Within the first year of life, infants begin using many of the same bottom-up segmentation strategies as adults. For example, in English most content words begin with a stressed syllable, and adult listeners are appropriately biased to perceive stressed syllables as word onsets.2 By 7.5 months, English learners have detected this pattern and are so focused on stress cues that they appear to perceive all stressed syllables as word onsets.3 By the end of the first year of life infants’ segmentation attempts become more accurate (i.e., more adult-like) as they expand their repertoire of segmentation strategies. For example, the use of phonotactic information (i.e., constraints on which consonant transitions are likely within versus across word boundaries) is thought to help infants overcome their earlier reliance on stress to find word boundaries.1 

Another strategy that has been proposed to help infants refine their segmentation attempts is use of prosodically conditioned acoustic-phonetic information.4,5 The prosodic structure of utterances can be characterized as hierarchical.6 Roughly speaking, utterances contain intonational phrases, intonational phrases contain phonological phrases, phonological phrases contain prosodic words, and prosodic words contain syllables. Prosodic boundaries above the prosodic word level and above always coincide with word boundaries. Acoustic-phonetic cues mark the placement of speech units within the hierarchy. For example, speech units at the end of prosodic constituents tend to be lengthened,7 and speech units along the onset of prosodic constituents tend to be more forcefully articulated than those situated in the middle.8 

Adult listeners are sensitive to these acoustic-phonetic cues at all levels. They detect syllable boundaries distinguishing potentially ambiguous phrases such as known ocean and no notion,9 as well as phonological phrase boundaries that mark prosodic boundaries without breaking syllable boundaries.10,11 Most importantly for the current study, adults also use acoustic-phonetic cues at the word level to infer speaker intent and segment words from speech. For example, the word ham is recognized more readily if it is produced as a monosyllabic word rather than as the first syllable of a longer word such as hamster.12 Infants are similar to adults in that they have been shown to use utterance boundaries,13 prosodic phrase boundaries,4 and syllable boundaries1 to find words in speech. However, infants have not yet been shown to use acoustic-phonetic cues at the prosodic word level to segment words from speech. Existing studies examining infants perception of syllable sequences straddling word boundaries (e.g., taris in guitar is3) were not designed to determine if infants are sensitive to acoustic-phonetic cues to word boundaries, and thus used stimuli containing multiple cues to word boundaries. Knowing whether infants use word-level acoustic-phonetic cues to segment words from speech would impact our understanding of developmental speech perception. For example, use of these cues could impose constraints on distributional theories of developmental word segmentation.3,5,14

In the current study we use the Headturn Preference Procedure to test 12-month-olds’ use of word-level acoustic-phonetic cues to segment words from speech. The experiment familiarizes infants with two types of passages. One contained a reoccurring sequence consisting of a monosyllabic word followed by stress-final bisyllabic word (e.g., toe#galore); the other contained a reoccurring sequence consisting of a stress-initial bisyllabic word followed by a monosyllabic word (e.g., dogma#lines). Each of these target sequences is potentially ambiguous in the sense that it can be parsed as beginning with either a monosyllabic or bisyllabic word (e.g., toe#galore and toga#lore). If infants segment intended items more readily than unintended items, then this would suggest that infants use word-level acoustic-phonetic cues to locate word boundaries.

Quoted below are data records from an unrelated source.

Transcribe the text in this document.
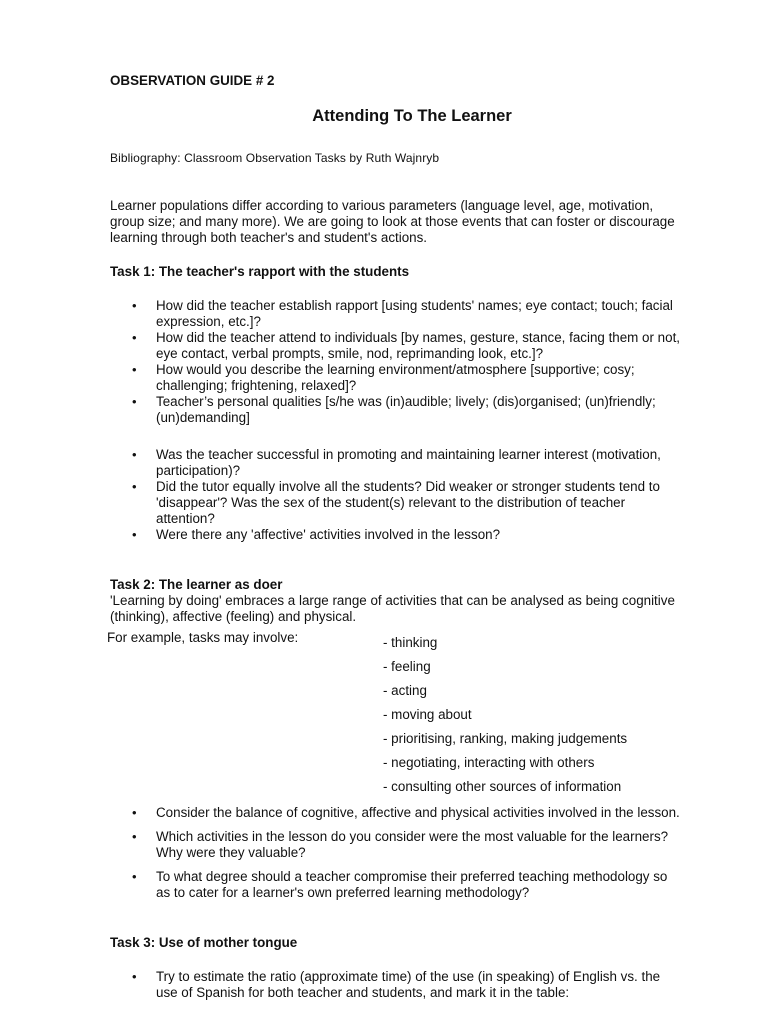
OBSERVATION GUIDE # 2
Attending To The Learner
Bibliography: Classroom Observation Tasks by Ruth Wajnryb
Learner populations differ according to various parameters (language level, age, motivation,
group size; and many more). We are going to look at those events that can foster or discourage
learning through both teacher's and student's actions.
Task 1: The teacher's rapport with the students
• How did the teacher establish rapport [using students' names; eye contact; touch; facial
expression, etc.]?
• How did the teacher attend to individuals [by names, gesture, stance, facing them or not,
eye contact, verbal prompts, smile, nod, reprimanding look, etc.]?
• How would you describe the learning environment/atmosphere [supportive; cosy;
challenging; frightening, relaxed]?
• Teacher’s personal qualities [s/he was (in)audible; lively; (dis)organised; (un)friendly;
(un)demanding]
• Was the teacher successful in promoting and maintaining learner interest (motivation,
participation)?
• Did the tutor equally involve all the students? Did weaker or stronger students tend to
'disappear'? Was the sex of the student(s) relevant to the distribution of teacher
attention?
• Were there any 'affective' activities involved in the lesson?
Task 2: The learner as doer
'Learning by doing' embraces a large range of activities that can be analysed as being cognitive
(thinking), affective (feeling) and physical.
For example, tasks may involve:	- thinking
- feeling
- acting
- moving about
- prioritising, ranking, making judgements
- negotiating, interacting with others
- consulting other sources of information
• Consider the balance of cognitive, affective and physical activities involved in the lesson.
• Which activities in the lesson do you consider were the most valuable for the learners?
Why were they valuable?
• To what degree should a teacher compromise their preferred teaching methodology so
as to cater for a learner's own preferred learning methodology?
Task 3: Use of mother tongue
• Try to estimate the ratio (approximate time) of the use (in speaking) of English vs. the
use of Spanish for both teacher and students, and mark it in the table:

Participants: Forty-eight American-English-learning 12-month-olds from the Baltimore-Annapolis region were tested (22 females). The infants had a mean age of 364 days (range: 351 days to 407 days). The data from nine additional infants were excluded for failing to complete the study due to fussiness (7), parental interference (1), and experimenter error (1).

Stimuli: Eight passages containing a reoccurring target syllable sequence were recorded in an infant-directed register by a female speaker naïve to the purpose of the study.

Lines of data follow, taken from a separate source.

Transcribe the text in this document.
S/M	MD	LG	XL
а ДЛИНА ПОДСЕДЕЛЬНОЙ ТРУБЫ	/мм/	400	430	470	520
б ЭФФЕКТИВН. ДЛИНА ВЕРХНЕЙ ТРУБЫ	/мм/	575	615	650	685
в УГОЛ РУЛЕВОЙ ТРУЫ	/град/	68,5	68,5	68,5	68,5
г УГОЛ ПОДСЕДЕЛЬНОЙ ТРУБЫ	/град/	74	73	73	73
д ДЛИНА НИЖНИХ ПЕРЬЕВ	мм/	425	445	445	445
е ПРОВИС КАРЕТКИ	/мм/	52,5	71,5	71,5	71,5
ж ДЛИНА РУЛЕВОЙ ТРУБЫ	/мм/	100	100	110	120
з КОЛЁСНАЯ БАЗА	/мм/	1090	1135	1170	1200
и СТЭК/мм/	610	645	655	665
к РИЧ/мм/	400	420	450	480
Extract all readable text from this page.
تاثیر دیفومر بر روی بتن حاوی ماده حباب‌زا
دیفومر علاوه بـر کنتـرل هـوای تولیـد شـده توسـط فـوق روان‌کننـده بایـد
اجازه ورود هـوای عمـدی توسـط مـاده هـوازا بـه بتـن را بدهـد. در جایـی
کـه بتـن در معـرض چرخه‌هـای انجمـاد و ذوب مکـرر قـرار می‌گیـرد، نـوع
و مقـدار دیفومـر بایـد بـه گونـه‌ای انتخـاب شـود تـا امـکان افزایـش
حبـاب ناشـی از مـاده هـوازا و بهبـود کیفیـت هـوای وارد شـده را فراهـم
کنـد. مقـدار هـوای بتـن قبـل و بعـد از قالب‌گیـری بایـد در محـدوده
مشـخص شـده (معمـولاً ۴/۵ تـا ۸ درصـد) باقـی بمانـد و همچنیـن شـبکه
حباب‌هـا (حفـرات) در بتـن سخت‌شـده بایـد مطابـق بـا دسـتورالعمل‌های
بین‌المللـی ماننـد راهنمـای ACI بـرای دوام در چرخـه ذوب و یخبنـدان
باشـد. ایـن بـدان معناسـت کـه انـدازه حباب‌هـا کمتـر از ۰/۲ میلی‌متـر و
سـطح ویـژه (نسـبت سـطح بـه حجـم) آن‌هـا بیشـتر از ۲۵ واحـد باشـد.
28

Sample passage containing stress-initial bisyllabic word: This ruby quest will be more exciting than ever. Ruby quest weddings are frowned upon in Greenwich. The foosball pro was thrilled with that ruby quest. The station’s ruby quest will end before ours. The guy who won the ruby quest wore silly goggles. I joined the singing ruby quest.

Sample passage containing stress-final bisyllabic word: This rue bequest will surely go down in history. Rue bequest weddings were common last May. The panda was really wild about that rue bequest. The station’s rue bequest will make the cat happy. The guy who made the rue bequest wore shiny frog shoes. We sent a singing rue bequest.

The speaker was asked to imagine that the nonsensical sequences (e.g. gumbo#teak) had meaning, and to produce them as an adjective preceding a noun in order to prevent the insertion of a phrase boundary between the syllables. The passages were on average 21.53s long. The speaker also recorded four test lists (each containing 15 tokens of the same word).

In order to ensure the target syllable sequences in the passages were produced with different intended word boundaries, the duration of the onset and rime of each syllable of the familiarized sequences was measured. Past studies have shown that segments falling along prosodic boundaries tend to be lengthened relative to those not falling along a prosodic boundary. For example, the word tune is longer when it is realized as a monosyllabic word (tune acquire) than when it is embedded in a bisyllabic word (tuna choir).15,16 In line with predictions from these studies, the first and third syllables or our target sequences were lengthened when produced as monosyllabic as opposed to bisyllabic words (Table I).

TABLE I.
Duration measurements of target sequences in the passages (onset/rime boundary in rue was difficult to locate). Duration (seconds).
 S1 OnsetS1 RimeS2 OnsetS2 RimeS3 OnsetS3 Rime
Ruby#quest - - - - - - - - - - 0.061  (0.011) 0.158  (0.025) 0.062  (0.011) 0.472  (0.095) 
Dogma#lines 0.024  (0.004) 0.25   (0.032) 0.056  (0.014) 0.103  (0.027) 0.059  (0.01) 0.442  (0.252) 
Gumbo#teak 0.020  (0.016) 0.208  (0.016) 0.083  (0.011) 0.175  (0.039) 0.083  (0.01) 0.239  (0.07)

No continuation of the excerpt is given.